Localizados en Google Earth por Dmitriy Dey, un economista kazajo amante de la arqueología, en 2007, los denominados "geoglifos de la estepa" siguen resultando profundamente enigmáticos y prácticamente desconocidos para el resto del mundo.

Hace dos semanas, en lo que constituye la mayor señal hasta la fecha de interés oficial por investigar los yacimientos, la NASA publicó imágenes de satélite de algunas de las figuras, tomadas desde unos 700 kilómetros de altura . “Nunca había visto nada semejante; me parece extraordinario”, comenta Compton J. Tucker, un experimentado científico de la biósfera que trabaja para la NASA en Washington y que envió las imágenes, tomadas por DigitalGlobe, un proveedor de imágenes por satélite, a Dey y a The New York Times.

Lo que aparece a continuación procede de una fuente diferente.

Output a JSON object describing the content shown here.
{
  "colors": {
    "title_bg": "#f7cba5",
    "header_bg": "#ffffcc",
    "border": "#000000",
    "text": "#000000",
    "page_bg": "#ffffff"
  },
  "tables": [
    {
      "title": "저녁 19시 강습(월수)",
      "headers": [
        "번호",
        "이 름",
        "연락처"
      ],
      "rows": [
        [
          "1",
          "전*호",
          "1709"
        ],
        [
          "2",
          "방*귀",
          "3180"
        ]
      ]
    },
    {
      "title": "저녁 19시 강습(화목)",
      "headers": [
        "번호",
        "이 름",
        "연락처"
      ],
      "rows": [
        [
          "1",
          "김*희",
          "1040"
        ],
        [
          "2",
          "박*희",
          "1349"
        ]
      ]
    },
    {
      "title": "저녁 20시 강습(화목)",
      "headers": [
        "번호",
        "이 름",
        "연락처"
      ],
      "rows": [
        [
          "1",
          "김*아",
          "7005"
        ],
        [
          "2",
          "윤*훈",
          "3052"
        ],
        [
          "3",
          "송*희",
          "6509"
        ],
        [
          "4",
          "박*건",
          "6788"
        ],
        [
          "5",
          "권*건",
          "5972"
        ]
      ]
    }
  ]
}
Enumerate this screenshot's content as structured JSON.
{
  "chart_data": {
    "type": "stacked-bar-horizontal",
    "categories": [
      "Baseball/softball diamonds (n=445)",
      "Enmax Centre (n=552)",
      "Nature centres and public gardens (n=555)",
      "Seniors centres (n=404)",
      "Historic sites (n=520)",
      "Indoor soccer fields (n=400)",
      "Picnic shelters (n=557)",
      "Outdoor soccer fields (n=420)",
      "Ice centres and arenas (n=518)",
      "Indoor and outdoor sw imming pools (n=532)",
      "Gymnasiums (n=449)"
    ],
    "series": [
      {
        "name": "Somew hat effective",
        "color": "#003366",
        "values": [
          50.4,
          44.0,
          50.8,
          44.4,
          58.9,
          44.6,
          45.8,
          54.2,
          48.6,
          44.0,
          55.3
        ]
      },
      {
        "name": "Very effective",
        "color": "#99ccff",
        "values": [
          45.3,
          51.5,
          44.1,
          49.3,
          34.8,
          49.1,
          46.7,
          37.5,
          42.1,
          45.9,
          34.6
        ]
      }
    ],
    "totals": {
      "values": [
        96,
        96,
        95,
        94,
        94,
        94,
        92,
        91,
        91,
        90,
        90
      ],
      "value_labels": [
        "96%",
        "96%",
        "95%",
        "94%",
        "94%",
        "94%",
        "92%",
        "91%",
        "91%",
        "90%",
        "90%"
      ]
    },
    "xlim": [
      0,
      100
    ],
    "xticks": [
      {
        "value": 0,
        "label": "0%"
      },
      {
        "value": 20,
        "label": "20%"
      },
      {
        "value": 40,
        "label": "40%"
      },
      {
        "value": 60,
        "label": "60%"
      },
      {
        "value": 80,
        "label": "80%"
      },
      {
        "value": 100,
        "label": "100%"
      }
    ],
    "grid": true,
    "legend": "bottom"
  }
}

Ronald E. LaPorte, científico de la Universidad de Pittsburgh que ayudó a difundir los hallazgos, define la participación de la NASA como “de enorme importancia” a la hora de movilizar apoyos para una investigación más minuciosa. La pasada semana, la NASA puso en la lista de tareas de los astronautas de la Estación Espacial Internacional el tomar fotografías espaciales de la región. “Puede que la tripulación tarde un tiempo en obtener imágenes de su yacimiento, pues estamos a merced de los ángulos de elevación solar, las restricciones meteorológicas y el calendario de la tripulación”, escribía Melissa Higgins, miembro del Departamento de Operaciones de la Misión, a LaPorte en un correo electrónico.

Las imágenes tomadas por la NASA se suman a la amplia investigación que Dey recopiló este año en una conferencia en PowerPoint, traducida del ruso al inglés.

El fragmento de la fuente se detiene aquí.